C’était très bien de l’utiliser comme point final du RING, mais son histoire m’a fasciné bien au-delà. C’est une de nos plus chères œuvres d’art ! Subventionnée par le Roi Léopold II avec l’argent qu’il a reçu du Congo, cette pièce de commande se situe depuis plus d’un siècle dans un parc central de Bruxelles (Le Parc du Cinquantenaire) sans que personne ou presque ne la connaisse. C’est si bizarre ! Pour moi, l’histoire de cette sculpture est symptomatique de l’histoire de la Belgique. S’y entremêlent des questions de politique communautaire belge (l’Église et la maison royale) et plus récemment de politique internationale (le roi Baudouin a offert le bas- relief et l’édicule qui l’abrite au roi Khaled d’Arabie Saoudite en 1979…), mais aussi de jalousie entre artistes (Lambeaux et Horta).. Pour toutes ces raisons, LES PASSIONS HUMAINES interrogent largement notre identité culturelle et la responsabilité d’un artiste dans cette société. Le dramaturge Erwin Mortier a d’ailleurs imaginé des rencontres et des dialogues entre Victor Horta et Léopold I à ce sujet. C’est vraiment drôle quand on sait que Léopold IT se considérait en quelque sorte comme un artiste. Il pense avoir sculpté Bruxelles ! Il en avait en tout cas l’ambition et s’en sentait responsable. Créer une identité pour une nation, ce sont des propos que je n’entends pas dans la bouche de notre roi actuel.

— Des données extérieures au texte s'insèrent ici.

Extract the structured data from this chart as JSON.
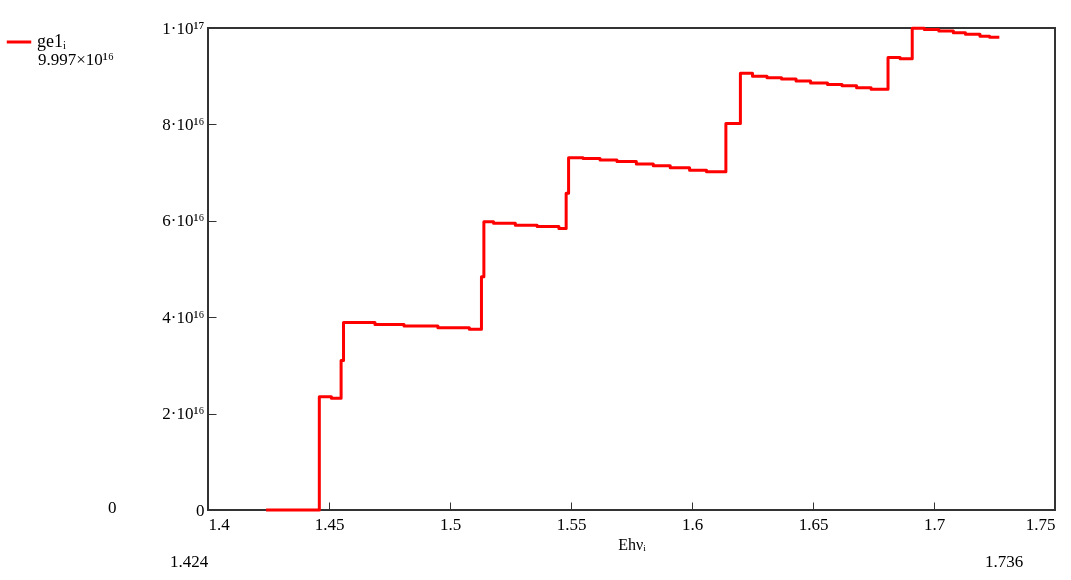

Cette œuvre évoque également lagrande dispute qui opposait les Catholiques et les socialistes, à une période (in XIXe, début du XXe siècle) où il y avait des idéologies politiques. Quelle est la place et la fonction de l’art dans ce débat idéologique aujourd’hui, alors que la société change à grande vitesse ? C’est aussi cela que notre spectacle questionne.
Sulzberger : L’art et la politique sont deux affaires différentes, Gilbert.
Vandecaveye : L’art sans politique, ça devient un ballotin de pralines !
Sulzberger : Si l’art fait de la politique, l’art devient un pamphlet, un pastiche, une caricature5 !
S. M.-L.: Je crois que toutes les histoires rapportées dans votre spectacle sont vraies et que seuls les dialogues sont fictifs. En dehors des personnages principaux que sont le sculpteur Jef Lambeaux, l’architecte Victor Horta et le Roi Léopold IT, vous donnez la parole à de nombreux personnages pas si « secondaires » :commentateurs de tous bords, critiques modernes et anarchistes vindicatifs, conjointes légitimes (ou pas).
G. C.: Tous les dialogues sont fictifs en effet, mais les éléments biographiques sont vrais. Il est important de souligner que tous les personnages cités dans le texte ont réellement existé. Bien sûr, leurs rencontres sont inventées, mais on ne dit rien de faux. C’est la force d’Erwin Mortier — qui a une remarquable culture de cette période —, de parvenir à en créer une image très juste. Les conflits qui opposaient les Wallons et les Flamands étaient presque les mêmes qu’aujourd’hui, à ceci près que la richesse de la Belgique était détenue par les Wallons…
S. M.-L.: C’est pour traduire la dichotomie qui règne en Belgique que vous avez choisi de faire jouer des acteurs qui parlent en néerlandais et en français.